Italian Identity Doesn’t Have to Belong to the Far Right
Xenophobic nationalism has assumed a central role in Italian political life in recent decades. But calls for the country’s Left to “reject Italian identity” are a dead end — and risk distancing it from its own popular traditions.

Italian fans wait for the Italian national football team to arrive the day after the victory of the Euro 2020 final match between Italy and England, on July 12, 2021 in Rome, Italy. (Antonio Masiello / Getty Images)
In recent decades, Italy has been struck by a wave of xenophobic nationalism. With slogans like “Italians First!” (as per Matteo Salvini’s anti-immigrant Lega) or “Let’s Defend Italy!” (a slogan of Giorgia Meloni’s post-fascist Fratelli d’Italia), right-populist forces have succeeded in repoliticizing national belonging. Now cast in ethnocultural terms, Italian identity is today brandished against various “outside enemies,” from the European Union to migrants.
It’s worth emphasizing how new this debate really is to Italy. Indeed, while in postwar decades a shared sense of belonging to a national community was doubtless one part of popular consciousness, references to this identity were relatively marginal to shaping political conflict. Religion and social class had much more impact: tellingly, these were the identities at the core of the country’s two biggest parties from 1945 till the early 1990s, i.e., the Christian Democracy (DC) and the Italian Communist Party (PCI).

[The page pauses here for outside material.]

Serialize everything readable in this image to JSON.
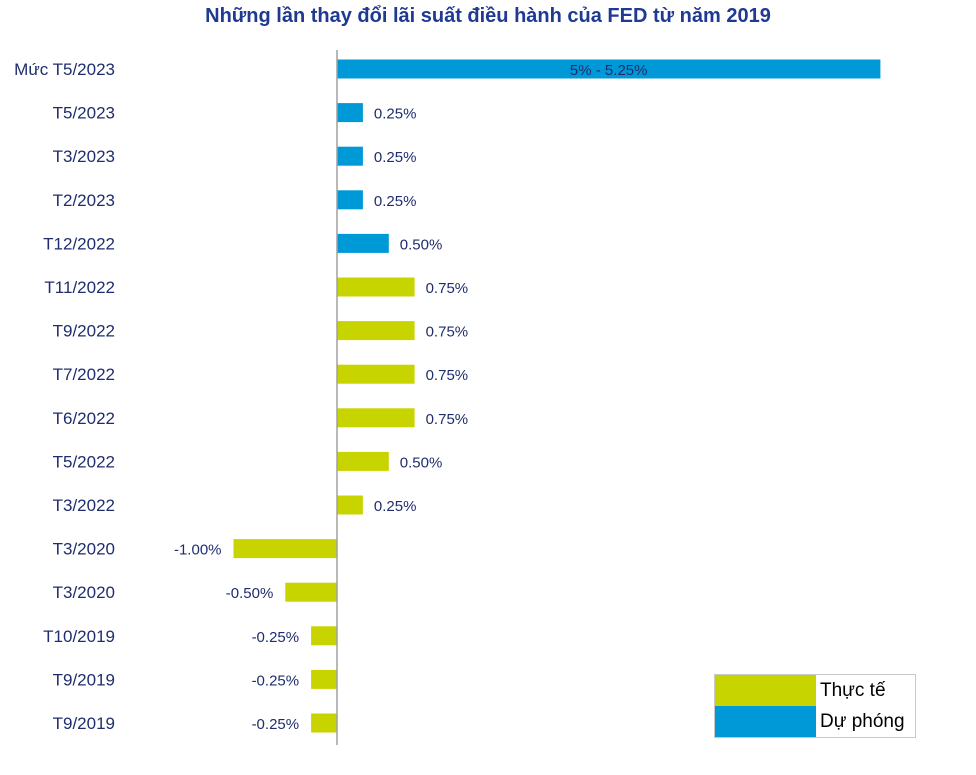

Writers on the Left have, in turn, sought to grapple with this sea change in the country’s political life. Francesco Filippi’s recent volume Italians First! (Okay, But Which?) is but one example of this trend, also drawing on the arguments made in a 2019 book by Roman author Christian Raimo, strikingly titled “Against Italian Identity” (Contro l’identità italiana). This latter is notable for its concise but effective historical reconstruction of the resurgence of Italian nationalism, showing how today’s “Italian identity” and the patriotism derived from it are not eternal facts but the result of conscious political choices. Yet, in its efforts to provide a left-wing response to this harshened nationalism, Raimo’s Against Italian Identity also comes across more difficult problems.